Recent trends and suggestions include:

Unified Hardware-Efficient Architectures: The hybridization of attention, SSM, and MoE (Jamba, Hunyuan-TurboS) provides a tunable spectrum between lean SSMs and high-capacity attention, supporting both efficiency and quality (Team et al., 2024, Team et al., 21 May 2025).
Expertization Beyond FFN: Routing Mamba demonstrates that expertization of linear projections inside SSMs can further scale capacity and preserve linear complexity; future models may deepen this integration (Zhan et al., 22 Jun 2025).
Advances in Routing and Quantization: Novel gating methods (e.g., CLIP-guided cross-modal routing in vision, ExpertsInt8 quantization for low-precision weights) enable specialization, robust expert usage, and inference efficiency (Team et al., 2024, Wang et al., 9 Jun 2025).
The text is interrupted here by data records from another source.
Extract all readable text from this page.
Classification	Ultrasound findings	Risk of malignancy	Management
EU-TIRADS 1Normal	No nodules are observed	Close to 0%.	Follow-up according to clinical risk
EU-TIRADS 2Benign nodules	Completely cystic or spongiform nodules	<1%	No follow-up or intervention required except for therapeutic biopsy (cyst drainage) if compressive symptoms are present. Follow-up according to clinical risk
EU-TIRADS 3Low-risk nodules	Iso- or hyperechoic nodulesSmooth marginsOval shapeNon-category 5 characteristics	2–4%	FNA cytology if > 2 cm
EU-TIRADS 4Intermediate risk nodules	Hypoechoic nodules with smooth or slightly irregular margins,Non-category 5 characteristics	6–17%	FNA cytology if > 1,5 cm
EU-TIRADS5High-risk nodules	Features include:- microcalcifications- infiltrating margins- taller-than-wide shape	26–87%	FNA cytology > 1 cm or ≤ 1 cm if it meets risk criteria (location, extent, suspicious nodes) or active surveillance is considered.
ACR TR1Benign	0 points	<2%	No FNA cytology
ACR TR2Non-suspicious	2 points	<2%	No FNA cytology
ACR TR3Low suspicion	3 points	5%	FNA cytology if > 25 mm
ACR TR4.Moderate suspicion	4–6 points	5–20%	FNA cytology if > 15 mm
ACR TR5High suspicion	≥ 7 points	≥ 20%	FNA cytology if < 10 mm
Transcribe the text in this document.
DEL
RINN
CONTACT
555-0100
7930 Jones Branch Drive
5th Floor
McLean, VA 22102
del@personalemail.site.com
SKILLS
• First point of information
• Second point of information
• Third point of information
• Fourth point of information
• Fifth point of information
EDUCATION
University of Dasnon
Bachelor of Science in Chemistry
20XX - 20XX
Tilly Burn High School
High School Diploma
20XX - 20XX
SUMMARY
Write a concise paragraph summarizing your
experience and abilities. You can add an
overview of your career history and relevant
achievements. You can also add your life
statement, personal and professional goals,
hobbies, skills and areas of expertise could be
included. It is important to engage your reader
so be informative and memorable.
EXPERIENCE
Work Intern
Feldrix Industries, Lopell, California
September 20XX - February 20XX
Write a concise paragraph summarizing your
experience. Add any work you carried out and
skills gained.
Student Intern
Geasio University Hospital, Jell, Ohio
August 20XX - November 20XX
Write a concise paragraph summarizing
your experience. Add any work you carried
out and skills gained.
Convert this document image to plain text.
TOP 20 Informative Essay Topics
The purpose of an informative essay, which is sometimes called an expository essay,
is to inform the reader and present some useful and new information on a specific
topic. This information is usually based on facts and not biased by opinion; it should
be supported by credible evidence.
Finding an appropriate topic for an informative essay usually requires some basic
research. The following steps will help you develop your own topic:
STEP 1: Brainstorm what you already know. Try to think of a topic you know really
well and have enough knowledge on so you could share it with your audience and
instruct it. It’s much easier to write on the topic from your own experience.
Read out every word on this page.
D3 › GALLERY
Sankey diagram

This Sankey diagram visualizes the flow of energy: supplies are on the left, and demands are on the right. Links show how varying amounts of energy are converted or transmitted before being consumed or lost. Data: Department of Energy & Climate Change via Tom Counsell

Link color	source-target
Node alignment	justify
Task/Domain Adaptation: MoE-Mamba designs are being extended to adaptive, cross-modal, and frequency-/patch-/direction-aware expertization, with robust performance gains in non-stationary, heterogenous, or multi-modal environments (e.g., AdaMamba, HiFi-MambaV2) (Jeon, 7 Dec 2025, Fang et al., 23 Nov 2025, Xu et al., 29 Apr 2025, Shabanpour et al., 9 Feb 2025, Wang et al., 9 Jun 2025).
Theoretical Understanding: Open questions persist around scaling laws, fundamental expressivity boundaries, and optimization/regularization of sparse-expert SSMs versus equivalent dense parameterizations (Pióro et al., 2024, Zhan et al., 22 Jun 2025).

Together, these developments position MoE-Mamba and its variants as a central architectural principle for scale-adaptive, long-context sequence models, offering a flexible substrate for research and deployment across language, vision, and scientific modeling domains.